Pretty sure that the K1’s sm_32 SMX has 32K registers and not the standard Kepler/Maxwell 64K registers.

Since it seems you’re interested in seeing how your work scales across the GPUs you might also want to try to get a $45 GT630/635 with a GK208 chip. It has even less device mem bandwidth than the TK1 (!) at 14.4 GB/sec. But it has 2 full sm_35 SMXs for 384 cores. It’s really cool to compare CUDA code on the 680 (which remains an utter beast of a card), the GK208 and a 750 Ti Maxwell. Can’t wait to add the TK1 to that list.

Just comparing the power consumption, 200W for the 680 vs <10W (estimated), that’s a 20x power reduction. What you gain in the TK1 is portability/efficiency and cost, not performance…

I understand your disappointment though. You have to think, is the application you’re looking to use this one, power, noise or size-constrained?
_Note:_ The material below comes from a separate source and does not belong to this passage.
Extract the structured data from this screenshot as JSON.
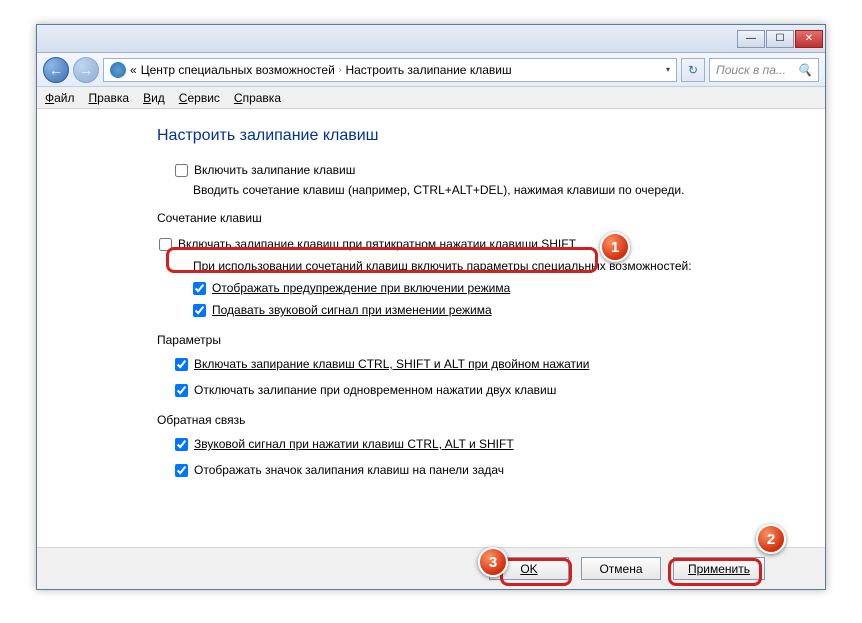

If not, then stick with the 680.

Jon

yes great info. i did more background reading on tk1 and yea it’s a different animal. i’ll keep playing around with it and see what happens. cuda6.0 , they have a lot of new features so i have to learn that stuff as well, it’s a bit of step up from 5.5. i have been using older 260, 460, 680 cards in the past and cuda over the years. it runs well out of the box, but make sure to connec to ehternet when isntall toolkit. it runs pretty slow too overall.

what i noticed now is that when i include memory xfer in my runtime measurement (cuda timer that is), the run time doesn’t seem to change compare to no memory xfer . i assume that’s because there’s no pci express and it’s all on chip so that latency may be negligible, that’s an encouraging news.

i’d like to hear more more feedback from others regarding desktop gpu vs mobile gpu performance. speedup/down, runtime measurement, etc. i’ll share more as i go along as well. keep em coming. thanks.